The ruling opened the door for tribal gaming nationwide, just like the current New Jersey case could do in the context of sports wagering.
Congress moved swiftly after the Supreme Court’s Cabazon decision and enacted the Indian Gaming Regulatory Act (IGRA) the very next year.
The IGRA provided a federal framework for tribal gaming, a blueprint that remains in place today and is overseen by the National Indian Gaming Commission.
“The Congress finds that…existing Federal law does not provide clear standards or regulations for the conduct of gaming on Indian lands,” stated the IGRA. “The purpose of this [law] is to provide a statutory basis for the operation of gaming by Indian tribes.”
The judicial-legislative two-step with the Cabazon Supreme Court decision being quickly followed by Congressional enactment of the IGRA is the same type of cause-and-effect that could happen in the sports betting context.
Of all the sub-issues lurking in the Supreme Court’s sports betting case, the prospect of an unregulated environment where “anything goes” is among the most likely topics to garner the attention of Congress.
A revealing exchange between Chief Justice John Roberts and Deputy Solicitor General Jeffrey Wall during oral arguments provided a preview. The Office of the Solicitor General is the part of the Department of Justice that handles Supreme Court cases for the president. In relevant part:
Roberts: “[W]hat if the repeal is across the board, no exceptions?”

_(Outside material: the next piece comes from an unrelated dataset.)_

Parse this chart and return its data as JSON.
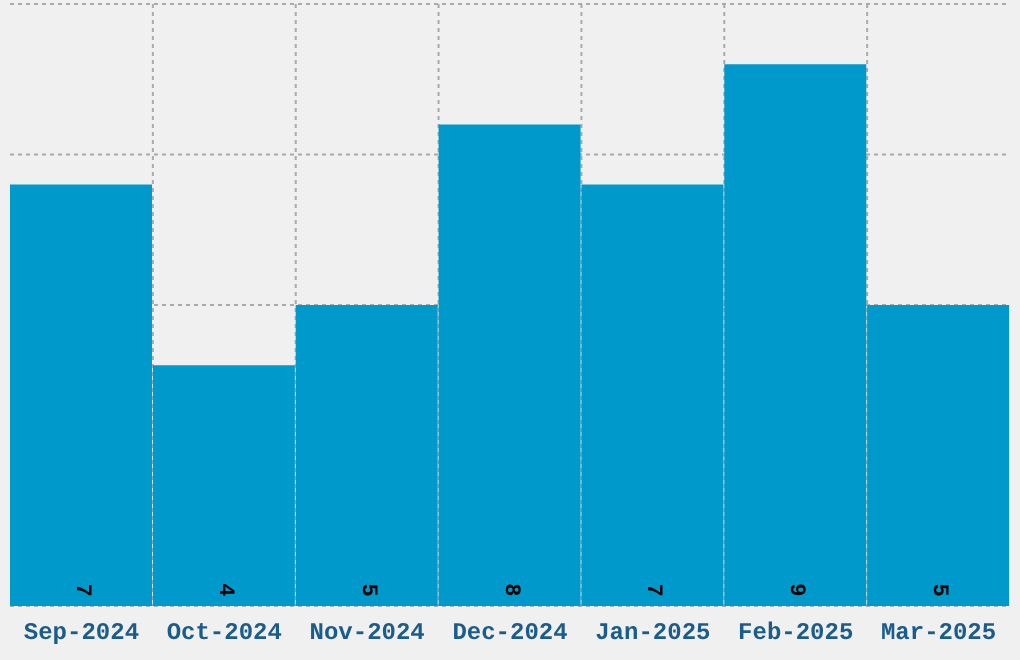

Wall: “If New Jersey just repeals its prohibitions, we have said we don’t have a problem with that.”
Roberts: “Well, is that serious? You have no problem if there’s no prohibition at all and anybody can engage in any kind of gambling they want, a 12-year-old can come into the casino — you’re not serious about that.”
Wall: “I’m very serious about it, Mr. Chief Justice.”

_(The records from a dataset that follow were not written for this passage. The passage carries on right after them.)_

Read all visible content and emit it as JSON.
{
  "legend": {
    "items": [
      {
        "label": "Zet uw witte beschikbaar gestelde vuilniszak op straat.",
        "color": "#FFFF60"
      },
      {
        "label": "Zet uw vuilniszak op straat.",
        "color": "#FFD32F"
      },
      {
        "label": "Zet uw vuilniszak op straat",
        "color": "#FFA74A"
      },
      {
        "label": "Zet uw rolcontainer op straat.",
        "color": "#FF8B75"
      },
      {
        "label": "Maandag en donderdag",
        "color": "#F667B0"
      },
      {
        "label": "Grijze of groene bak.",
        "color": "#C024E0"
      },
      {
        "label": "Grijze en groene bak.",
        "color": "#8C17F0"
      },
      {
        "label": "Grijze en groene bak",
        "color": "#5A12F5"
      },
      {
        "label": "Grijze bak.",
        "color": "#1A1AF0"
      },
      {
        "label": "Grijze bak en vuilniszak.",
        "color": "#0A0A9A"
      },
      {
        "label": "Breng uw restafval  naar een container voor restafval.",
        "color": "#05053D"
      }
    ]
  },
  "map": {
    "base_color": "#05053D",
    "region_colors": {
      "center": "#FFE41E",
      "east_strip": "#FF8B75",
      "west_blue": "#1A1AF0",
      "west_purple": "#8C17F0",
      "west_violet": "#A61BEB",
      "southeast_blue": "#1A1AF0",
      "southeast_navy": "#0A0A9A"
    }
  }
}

At a later stage of the oral argument, Wall speculated on what it would take to get the attention of Congress.
“[I]f states start lifting their prohibitions in whole, I think Congress may well want to revisit that,” said Wall.
Like the 1987 Cabazon Supreme Court case, the pending New Jersey case could propel Congress to action.
If the Supreme Court strikes down PASPA entirely as a violation of the Tenth Amendment, then Congress may look to fill the gap with a new law that does not run afoul of the Constitution.
Alternatively, if New Jersey earns a narrow victory that upholds its “partial repeal” but otherwise leaves PASPA in place, federal lawmakers may look to the Roberts-Wall exchange during oral argument as a preview of what would happen if other states follow New Jersey’s lead and move to repeal their laws in whole or in part and leave a regulatory void.
Finally, if the five sports leagues prevail in the SCOTUS case, keeping PASPA as the status quo may seem undesirable too, with about 20 states who would prefer to determine for themselves whether sports gambling is to be permitted as a matter of state law.
The Congressional holding pattern on sports betting is unlikely to last.
And the Supreme Court’s decision — irrespective of what the ruling is — will probably nudge federal lawmakers to act.